Animated Exeter has landed at Spacex

Animated Exeter mostly starts next month but the Landings exhibition has started at Spacex. There are three screens so all the display is digital. "Re-viewing the world" indicates forms of landscape, mostly urban. Inger Lisa Hansen has three, each from a camera travelling across the frame upside down. This is close to stills photography. 13 by Simon Faithful is close to illustration. The original drawings were on a Palm Pilot along the A13. Tal Rosner is closest to abstraction and a demoscene feel in some sections. It is based on images from within ten miles of Charing Cross. The cutting and zoom levels achieve various effects, slightly avoided by the choice of the smallest screen on display.

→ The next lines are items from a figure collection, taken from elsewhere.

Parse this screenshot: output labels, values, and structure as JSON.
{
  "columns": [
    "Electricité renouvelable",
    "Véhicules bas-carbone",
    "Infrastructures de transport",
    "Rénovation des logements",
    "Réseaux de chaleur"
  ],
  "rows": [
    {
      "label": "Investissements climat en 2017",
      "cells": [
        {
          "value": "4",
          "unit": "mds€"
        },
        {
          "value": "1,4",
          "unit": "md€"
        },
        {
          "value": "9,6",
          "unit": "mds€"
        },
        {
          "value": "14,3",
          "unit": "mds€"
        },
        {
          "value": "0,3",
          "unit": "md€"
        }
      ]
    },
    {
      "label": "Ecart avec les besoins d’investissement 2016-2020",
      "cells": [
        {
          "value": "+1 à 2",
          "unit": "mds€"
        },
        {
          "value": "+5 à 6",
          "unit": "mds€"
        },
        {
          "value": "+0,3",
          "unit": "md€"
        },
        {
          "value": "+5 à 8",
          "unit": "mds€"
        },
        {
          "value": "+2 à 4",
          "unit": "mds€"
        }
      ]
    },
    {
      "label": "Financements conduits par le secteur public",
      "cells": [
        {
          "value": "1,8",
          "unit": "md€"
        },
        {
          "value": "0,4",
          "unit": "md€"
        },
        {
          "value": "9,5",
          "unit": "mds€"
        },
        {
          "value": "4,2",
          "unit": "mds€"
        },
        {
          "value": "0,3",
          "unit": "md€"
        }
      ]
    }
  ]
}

All three artists are using post production on computer. There are no flat static images as part of this exhibit. This is a very interesting contribution from a gallery for an animation festival. So far there is one display inspired by the upside down approach, collage from illustration. One room is set aside for use as a studio, mostly scheduled for the main  Animated Exeter dates. Sometimes ages 12-15 but sometimes no age limit. Often the approach is illustration and stop frame. But how much digital process is allowed? Will the grownups be inspired to do something on  complex kit as available around the city? Suggest an early view and start to think about this. The books available cover video as well as animation. Available software is often not easy to split between the two.

I am working another talk as last year on early computer animation and the demoscene. There are two hours available so the later part will relate to other events during Animated Exeter. This includes a VJ set on the Saturday evening. Landings is supported by Animate Projects who also support Edwina Ashton's work at the Phoenix. This starts later but continues through to Vibraphonic and the Analog2Digital show.

The sound in galleries seems to be usually ambient, perhaps so as not to divert attention from the visuals. A VJ set has to offer beats that can be recognised. Still, there must be a crossover for discussion.